Текущая страница: 6 (всего у книги 22 страниц)

ГЛАВА ДВАДЦАТАЯ
Мы находим сейф и ствол от пожарного рукава

На четвертый день Николай нашел гребной вал. Короткий и толстый массивный цилиндр лежал, вырванный из тела судна и отброшенный прочь силой удара. Винта около него не было.

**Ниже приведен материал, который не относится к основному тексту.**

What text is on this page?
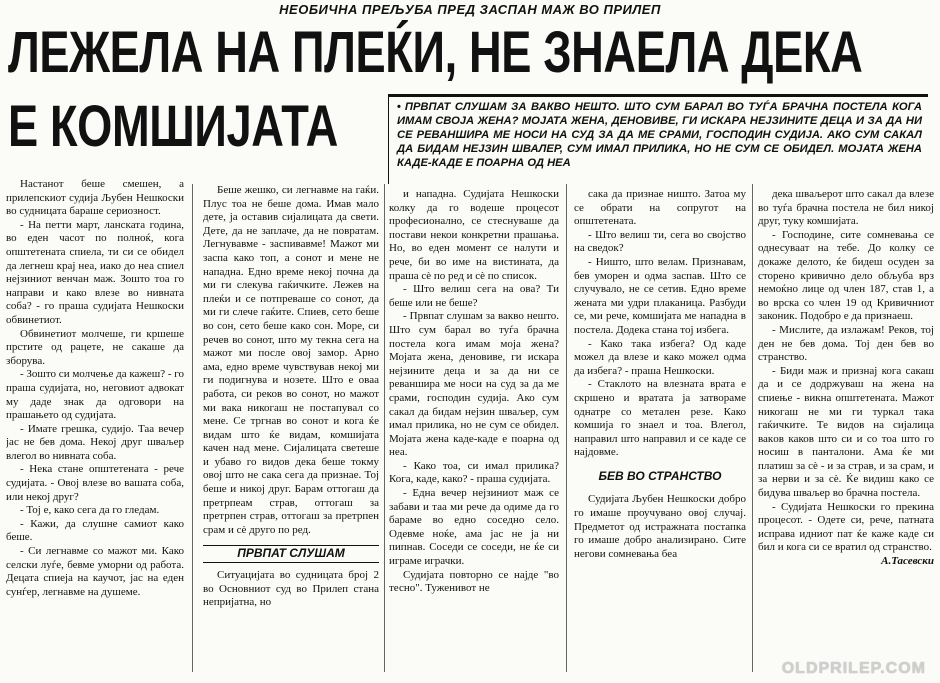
НЕОБИЧНА ПРЕЉУБА ПРЕД ЗАСПАН МАЖ ВО ПРИЛЕП
ЛЕЖЕЛА НА ПЛЕЌИ, НЕ ЗНАЕЛА ДЕКА
Е КОМШИЈАТА	• ПРВПАТ СЛУШАМ ЗА ВАКВО НЕШТО. ШТО СУМ БАРАЛ ВО ТУЃА БРАЧНА ПОСТЕЛА КОГА ИМАМ СВОЈА ЖЕНА? МОЈАТА ЖЕНА, ДЕНОВИВЕ, ГИ ИСКАРА НЕЈЗИНИТЕ ДЕЦА И ЗА ДА НИ СЕ РЕВАНШИРА МЕ НОСИ НА СУД ЗА ДА МЕ СРАМИ, ГОСПОДИН СУДИЈА. АКО СУМ САКАЛ ДА БИДАМ НЕЈЗИН ШВАЛЕР, СУМ ИМАЛ ПРИЛИКА, НО НЕ СУМ СЕ ОБИДЕЛ. МОЈАТА ЖЕНА КАДЕ-КАДЕ Е ПОАРНА ОД НЕА

Настанот беше смешен, а прилепскиот судија Љубен Нешкоски во судницата бараше сериозност.

- На петти март, ланската година, во еден часот по полноќ, кога општетената спиела, ти си се обидел да легнеш крај неа, иако до неа спиел нејзиниот венчан маж. Зошто тоа го направи и како влезе во нивната соба? - го праша судијата Нешкоски обвинетиот.

Обвинетиот молчеше, ги кршеше прстите од рацете, не сакаше да зборува.

- Зошто си молчење да кажеш? - го праша судијата, но, неговиот адвокат му даде знак да одговори на прашањето од судијата.

- Имате грешка, судијо. Таа вечер јас не бев дома. Некој друг шваљер влегол во нивната соба.

- Нека стане општетената - рече судијата. - Овој влезе во вашата соба, или некој друг?

- Тој е, како сега да го гледам.

- Кажи, да слушне самиот како беше.

- Си легнавме со мажот ми. Како селски луѓе, бевме уморни од работа. Децата спиеја на каучот, јас на еден сунѓер, легнавме на душеме.

Беше жешко, си легнавме на гаќи. Плус тоа не беше дома. Имав мало дете, ја оставив сијалицата да свети. Дете, да не заплаче, да не повратам. Легнувавме - заспивавме! Мажот ми заспа како топ, а сонот и мене не нападна. Едно време некој почна да ми ги слекува гаќичките. Лежев на плеќи и се потпреваше со сонот, да ми ги слече гаќите. Спиев, сето беше во сон, сето беше како сон. Море, си речев во сонот, што му текна сега на мажот ми после овој замор. Арно ама, едно време чувствував некој ми ги подигнува и нозете. Што е оваа работа, си реков во сонот, но мажот ми вака никогаш не постапувал со мене. Се тргнав во сонот и кога ќе видам што ќе видам, комшијата качен над мене. Сијалицата светеше и убаво го видов дека беше токму овој што не сака сега да признае. Тој беше и никој друг. Барам оттогаш да претрпеам страв, оттогаш за претрпен страв, оттогаш за претрпен срам и сè друго по ред.

ПРВПАТ СЛУШАМ

Ситуацијата во судницата број 2 во Основниот суд во Прилеп стана непријатна, но

и нападна. Судијата Нешкоски колку да го водеше процесот професионално, се стеснуваше да постави некои конкретни прашања. Но, во еден момент се налути и рече, би во име на вистината, да праша сè по ред и сè по список.

- Што велиш сега на ова? Ти беше или не беше?

- Првпат слушам за вакво нешто. Што сум барал во туѓа брачна постела кога имам моја жена? Мојата жена, деновиве, ги искара нејзините деца и за да ни се реванширa ме носи на суд за да ме срами, господин судија. Ако сум сакал да бидам нејзин шваљер, сум имал прилика, но не сум се обидел. Мојата жена каде-каде е поарна од неа.

- Како тоа, си имал прилика? Кога, каде, како? - праша судијата.

- Една вечер нејзиниот маж се забави и таа ми рече да одиме да го бараме во едно соседно село. Одевме ноќе, ама јас не ја ни пипнав. Соседи се соседи, не ќе си играме играчки.

Судијата повторно се најде "во тесно". Туженивот не

сака да признае ништо. Затоа му се обрати на сопругот на општетената.

- Што велиш ти, сега во својство на сведок?

- Ништо, што велам. Признавам, бев уморен и одма заспав. Што се случувало, не се сетив. Едно време жената ми удри плаканица. Разбуди се, ми рече, комшијата ме нападна в постела. Додека стана тој избега.

- Како така избега? Од каде можел да влезе и како можел одма да избега? - праша Нешкоски.

- Стаклото на влезната врата е скршено и вратата ја затвораме однатре со метален резе. Како комшија го знаел и тоа. Влегол, направил што направил и се каде се најдовме.

БЕВ ВО СТРАНСТВО

Судијата Љубен Нешкоски добро го имаше проучувано овој случај. Предметот од истражната постапка го имаше добро анализирано. Сите негови сомневања беа

дека шваљерот што сакал да влезе во туѓа брачна постела не бил никој друг, туку комшијата.

- Господине, сите сомневања се однесуваат на тебе. До колку се докаже делото, ќе бидеш осуден за сторено кривично дело обљуба врз немоќно лице од член 187, став 1, а во врска со член 19 од Кривичниот законик. Подобро е да признаеш.

- Мислите, да излажам! Реков, тој ден не бев дома. Тој ден бев во странство.

- Биди маж и признај кога сакаш да и се додржуваш на жена на спиење - викна општетената. Мажот никогаш не ми ги туркал така гаќичките. Те видов на сијалица вакoв каков што си и со тоа што го носиш в панталони. Ама ќе ми платиш за сè - и за страв, и за срам, и за нерви и за сè. Ќе видиш како се бидува шваљер во брачна постела.

- Судијата Нешкоски го прекина процесот. - Одете си, рече, патната исправа идниот пат ќе каже каде си бил и кога си се вратил од странство.

А.Тасевски

OLDPRILEP.COM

Полуголые, сняв рубашки, мы с Аркадием сидели на железной платформе и следили, как пузырчатые дорожки опоясывают «Минин», – Николай и Боб плыли, расширяя круг поиска.

Ничего больше не обнаружив на дне, приступили к поискам во внутренних помещениях.

В носовой части «Минина» был трюм, а около форштевня система узких, похожих на колодцы отсеков. Обшивка здесь была почти вся содрана, и мы легко попадали внутрь. Навстречу из темных углов выплывали потревоженные жители: мраморные камбалы испуганно таращили глаза, колючие крабы, заметив приближение человека, откидывались назад и, подняв вверх массивные клешни, начинали грозить пришельцу.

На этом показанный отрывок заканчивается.